La Louisiane est la championne du monde des prisons. Sa première place aux Etats-Unis lui assure aussi la première place au niveau mondial. Le taux d'incarcération y est trois fois supérieur à celui de l'Iran et sept fois supérieur à celui de la Chine. Les détenus y sont majoritairement incarcérés dans des établissements à but lucratif. Ils doivent recevoir un flux constant d'êtres humains pour éviter que ce secteur, qui pèse à peu près 150 millions d'euros, périclite.

La Louisiane possède une particularité : les entrepreneurs du secteur carcéral sont pour la plupart des shérifs ruraux. Ils financent leur activité de maintien de l'ordre en grande partie grâce aux dollars légalement prélevés sur leurs activités pénitentiaires. 
Au cœur de ce système, les détenus végètent, dans des conditions précaires. Ils n'ont peu ou pas du tout accès aux programmes de réinsertion. Chaque prisonnier rapporte 24,39 dollars par jour en argent fédéral.

Les shérifs les négocient comme des chevaux et se déchargent d'un détenu superflu au bénéfice d'un collègue qui a des places libres. Le système carcéral de Louisiane, qui louait déjà ses détenus pour travailler dans les plantations au 19e siècle, est redevenu un secteur très rentable.

Au cours des vingt dernières années, la population carcérale de l'Etat a doublé. La Nouvelle-Orléans caracole toujours en tête du classement des villes américaines pour le nombre d'homicides. En Louisiane, un adulte sur cinq est en prison. A la Nouvelle-Orléans, un homme noir sur 14 est derrière les barreaux et un homme noir sur sept est soit en prison, soit en sursis, soit en liberté conditionnelle.

En Louisiane, la population carcérale ne diminue pas
Pour Burl Cain, directeur de la prison d'Eta d'Angola : «Il faut faire quelque chose pour les longues peines. Il y a des gens que nous pouvons laisser sortir d'ici, qui ne feront de mal à personne et qui seront de bons citoyens. Nous connaissons ceux qui peuvent être libérés.»

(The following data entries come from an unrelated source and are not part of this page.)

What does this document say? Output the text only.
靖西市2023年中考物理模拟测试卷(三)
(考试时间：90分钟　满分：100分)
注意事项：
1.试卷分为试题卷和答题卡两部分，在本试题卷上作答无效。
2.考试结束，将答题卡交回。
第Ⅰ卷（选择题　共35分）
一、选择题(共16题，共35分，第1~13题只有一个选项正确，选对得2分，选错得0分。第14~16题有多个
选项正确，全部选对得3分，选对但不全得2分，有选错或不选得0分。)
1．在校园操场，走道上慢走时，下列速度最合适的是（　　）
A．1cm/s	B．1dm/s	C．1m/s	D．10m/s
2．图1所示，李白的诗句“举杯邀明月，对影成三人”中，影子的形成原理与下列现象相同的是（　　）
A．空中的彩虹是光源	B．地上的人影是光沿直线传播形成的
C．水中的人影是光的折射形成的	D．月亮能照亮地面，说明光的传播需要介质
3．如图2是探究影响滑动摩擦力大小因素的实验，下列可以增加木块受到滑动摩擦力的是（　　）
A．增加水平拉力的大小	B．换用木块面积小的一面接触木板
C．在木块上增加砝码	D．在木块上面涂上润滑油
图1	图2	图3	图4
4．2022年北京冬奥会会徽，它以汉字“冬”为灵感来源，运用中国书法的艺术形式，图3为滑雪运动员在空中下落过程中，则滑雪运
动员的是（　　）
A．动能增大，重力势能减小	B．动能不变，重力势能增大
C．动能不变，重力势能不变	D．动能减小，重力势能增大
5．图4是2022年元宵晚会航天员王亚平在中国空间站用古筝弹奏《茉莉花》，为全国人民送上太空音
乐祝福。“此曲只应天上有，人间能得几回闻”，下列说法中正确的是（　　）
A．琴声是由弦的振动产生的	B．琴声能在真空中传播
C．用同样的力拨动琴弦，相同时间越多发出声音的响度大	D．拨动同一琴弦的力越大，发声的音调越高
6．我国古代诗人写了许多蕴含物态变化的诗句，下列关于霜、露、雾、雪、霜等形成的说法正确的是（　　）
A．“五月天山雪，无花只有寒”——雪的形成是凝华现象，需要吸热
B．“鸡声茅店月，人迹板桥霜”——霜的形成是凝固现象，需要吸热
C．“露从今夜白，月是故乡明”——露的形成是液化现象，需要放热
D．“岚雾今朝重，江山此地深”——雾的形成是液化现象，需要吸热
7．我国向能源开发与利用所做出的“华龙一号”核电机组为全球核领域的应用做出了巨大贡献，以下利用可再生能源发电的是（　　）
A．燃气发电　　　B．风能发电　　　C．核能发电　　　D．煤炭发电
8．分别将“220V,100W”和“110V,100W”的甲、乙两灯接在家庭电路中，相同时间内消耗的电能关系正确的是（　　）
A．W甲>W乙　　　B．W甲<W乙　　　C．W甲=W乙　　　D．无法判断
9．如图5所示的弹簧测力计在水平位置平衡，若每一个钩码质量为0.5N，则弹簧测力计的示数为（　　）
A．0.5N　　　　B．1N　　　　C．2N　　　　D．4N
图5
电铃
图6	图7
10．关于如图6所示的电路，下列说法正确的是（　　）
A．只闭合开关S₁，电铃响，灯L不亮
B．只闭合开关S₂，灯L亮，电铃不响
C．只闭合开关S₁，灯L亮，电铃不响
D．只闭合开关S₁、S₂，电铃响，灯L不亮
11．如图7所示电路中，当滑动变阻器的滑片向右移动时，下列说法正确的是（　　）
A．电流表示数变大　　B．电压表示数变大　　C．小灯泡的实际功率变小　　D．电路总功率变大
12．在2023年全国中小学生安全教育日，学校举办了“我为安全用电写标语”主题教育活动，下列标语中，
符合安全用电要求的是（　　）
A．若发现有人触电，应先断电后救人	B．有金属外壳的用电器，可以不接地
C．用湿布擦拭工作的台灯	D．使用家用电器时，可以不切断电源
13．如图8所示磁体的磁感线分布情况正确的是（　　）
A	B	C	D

Mais chaque dollar dépensé dans les prisons est un dollar qui n'est pas dépensé dans les écoles, les hôpitaux ou pour l'entretien des routes. Alors que d'autres Etats réduisent leur population carcérale, ce n'est pas le cas de la Louisiane. Un Etat qui compte pourtant un pourcentage bien plus faible de personnes incarcérées pour des crimes violents et un pourcentage bien plus élevé de personnes derrière les barreaux pour des infractions liées à la drogue. 

«Certaines personnes sont extrêmement investies dans la préservation du système actuel et pas seulement des shérifs, mais des juges et des procureurs»,
 explique Burk Foster, ancien professeur à l'université de Louisiane. «Ils ne veulent pas entendre parler d'une baisse du nombre de détenus, même si la criminalité recule, car ils sont tous liés à un réseau qui les avantage financièrement et politiquement.»

Au début des années 90, le taux d'incarcération était deux fois plus élevé qu'aujourd'hui, la Lousiane a été sommée par un tribunal fédéral de réduire sa population carcérale. L'Etat avait deux choix : enfermer moins de gens ou construire plus de prisons. Il a choisi la deuxième option en bâtissant des prisons privées et a décidé d'encourager les shérifs et les entreprises privées à construire des établissements pénitentiaires en leur promettant un retour sur investissement.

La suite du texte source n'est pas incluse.